Writing stuck with me, whilst librarianship and bookselling drifted away, although nothing significant ever emerged. I spent long years thinking “Why haven’t I been published?” before I acknowledged that perhaps part of the reason was that I had never finished anything longer than a couple of thousand words. I have scads of half-finished novels knocking around the place, because I just never had the momentum or drive to finish.
Writing is hard.
Prior to completing my Masters, I went through a long period of not being able to write, despite trying my hardest. It felt like smashing my head against a brick wall every time. This changed when I got accepted onto my MA, and in the year prior to starting I found myself looking for things to occupy myself to make the time go faster until I started my course. I reconnected with fanfiction, and began writing. I wrote a lot. To date, 287,216 words across several stories, including two novel-length works within a series, and a couple of novella-length works. (No, I won’t tell you what name I wrote under, or what fandom. No, you haven’t read it. I write a rarepair in a small, old fandom. Not many people have read it.)

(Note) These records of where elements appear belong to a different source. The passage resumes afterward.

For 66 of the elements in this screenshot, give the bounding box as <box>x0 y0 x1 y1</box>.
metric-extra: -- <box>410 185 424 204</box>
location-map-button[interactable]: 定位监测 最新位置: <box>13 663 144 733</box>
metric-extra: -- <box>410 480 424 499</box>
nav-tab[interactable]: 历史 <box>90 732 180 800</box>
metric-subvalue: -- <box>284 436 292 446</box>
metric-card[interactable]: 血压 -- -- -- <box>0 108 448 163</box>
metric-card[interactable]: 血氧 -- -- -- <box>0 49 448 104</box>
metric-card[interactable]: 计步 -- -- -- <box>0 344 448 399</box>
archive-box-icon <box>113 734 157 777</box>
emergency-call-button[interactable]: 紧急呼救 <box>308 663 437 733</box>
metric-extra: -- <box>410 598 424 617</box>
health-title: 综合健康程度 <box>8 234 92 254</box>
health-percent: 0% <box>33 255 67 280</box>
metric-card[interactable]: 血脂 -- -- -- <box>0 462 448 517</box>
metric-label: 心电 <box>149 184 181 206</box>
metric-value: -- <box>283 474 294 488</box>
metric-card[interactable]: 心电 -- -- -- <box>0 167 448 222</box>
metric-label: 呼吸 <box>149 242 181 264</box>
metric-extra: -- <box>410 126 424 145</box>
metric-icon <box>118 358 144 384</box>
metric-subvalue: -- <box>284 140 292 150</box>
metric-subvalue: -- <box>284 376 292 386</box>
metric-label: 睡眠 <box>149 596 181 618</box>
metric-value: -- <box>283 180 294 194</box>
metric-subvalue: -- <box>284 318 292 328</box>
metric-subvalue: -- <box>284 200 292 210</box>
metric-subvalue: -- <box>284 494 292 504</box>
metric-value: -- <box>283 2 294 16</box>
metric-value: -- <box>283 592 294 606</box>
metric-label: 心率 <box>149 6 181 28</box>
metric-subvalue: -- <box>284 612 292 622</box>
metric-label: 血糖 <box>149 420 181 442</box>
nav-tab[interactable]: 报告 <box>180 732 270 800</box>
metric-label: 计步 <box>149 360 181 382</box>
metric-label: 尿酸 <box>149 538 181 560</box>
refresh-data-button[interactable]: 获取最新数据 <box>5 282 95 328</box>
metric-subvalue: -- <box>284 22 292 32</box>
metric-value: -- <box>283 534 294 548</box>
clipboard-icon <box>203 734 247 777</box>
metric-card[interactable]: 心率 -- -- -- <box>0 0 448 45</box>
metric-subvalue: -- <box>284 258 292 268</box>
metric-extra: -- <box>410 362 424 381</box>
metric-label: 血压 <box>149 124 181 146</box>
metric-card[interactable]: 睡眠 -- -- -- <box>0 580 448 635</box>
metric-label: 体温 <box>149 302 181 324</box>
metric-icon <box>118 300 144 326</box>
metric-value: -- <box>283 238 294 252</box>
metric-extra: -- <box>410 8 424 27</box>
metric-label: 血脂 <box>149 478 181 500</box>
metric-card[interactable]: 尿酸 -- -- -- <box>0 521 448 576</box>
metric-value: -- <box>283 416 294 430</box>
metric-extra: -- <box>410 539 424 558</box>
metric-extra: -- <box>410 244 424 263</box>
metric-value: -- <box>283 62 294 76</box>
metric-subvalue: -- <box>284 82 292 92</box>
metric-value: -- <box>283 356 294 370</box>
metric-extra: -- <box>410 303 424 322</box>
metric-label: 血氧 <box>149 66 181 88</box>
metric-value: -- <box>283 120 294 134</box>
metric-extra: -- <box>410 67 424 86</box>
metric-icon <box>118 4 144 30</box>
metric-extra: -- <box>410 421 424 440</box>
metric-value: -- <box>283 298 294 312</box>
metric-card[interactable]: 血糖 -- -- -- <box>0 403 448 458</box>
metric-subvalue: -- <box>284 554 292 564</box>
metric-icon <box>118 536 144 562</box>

More importantly – I finished things.
Everything I have written now, for the first time ever, is complete. If I were never to write another word of fanfic again, I won’t leave people who stumble across it in years to come wondering what happened at the end. It’s a weird, wonderful experience, and very empowering. I learned a lot of lessons too – I learned that I can write and finish long works. I learned what sort of planning works for me, and how to use it properly. I learned how to keep going and push through when the narrative gets difficult, or I feel blocked and unmotivated. I learned to spot when I was relying too heavily on dialogue and too little on description, when my pacing was off or I was going down a dead-end plot route. These were key skills which I didn’t have before. There’s a whole other, ongoing discussion about the value of fanfiction, but for me specifically it was a place where I was able to properly train myself in the areas I had struggled all my life.
In my quest to find a job in publishing, I have found myself surrounded by books, writers and bookish people. I have gone to all sorts of events, read all sorts of books, seen all sorts of marketing campaigns take shape. It’s been incredibly inspiring, and made me want to work and create and write. As my aim to work in publishing is taking longer to realise than I anticipated, something in my brain decided that one way or another I was going to be part of that world, so I took the tools I have learned over the last two years in fandom and started writing something original. Something all mine.
I’ve been trying to write at least a little every day, I’ve set up my planning, and I’m tracking my word count each chapter, my overall target word count, and how far I have to go. I remember hearing Ben Aaranovitch talk about his novel spreadsheet and honestly it sounded like a thing of beauty – it was so complex and involved. I’m hoping I’ll get to see it one day because damn. Mine is quite simple, but so far it seems to be working. I’m also noting how much I write each day and totting it up across the week in my diary, because then I get to use my new diary more, and it acts as a reminder alongside my everyday to-do list that I can make time to be creative and work.
This has happily coincided with the start of Camp Nano 2018. So here it is. I’m doing Camp Nano, my first Nano event for several years. My first with experience of actually finishing something.
It starts on Sunday. Maybe see you there?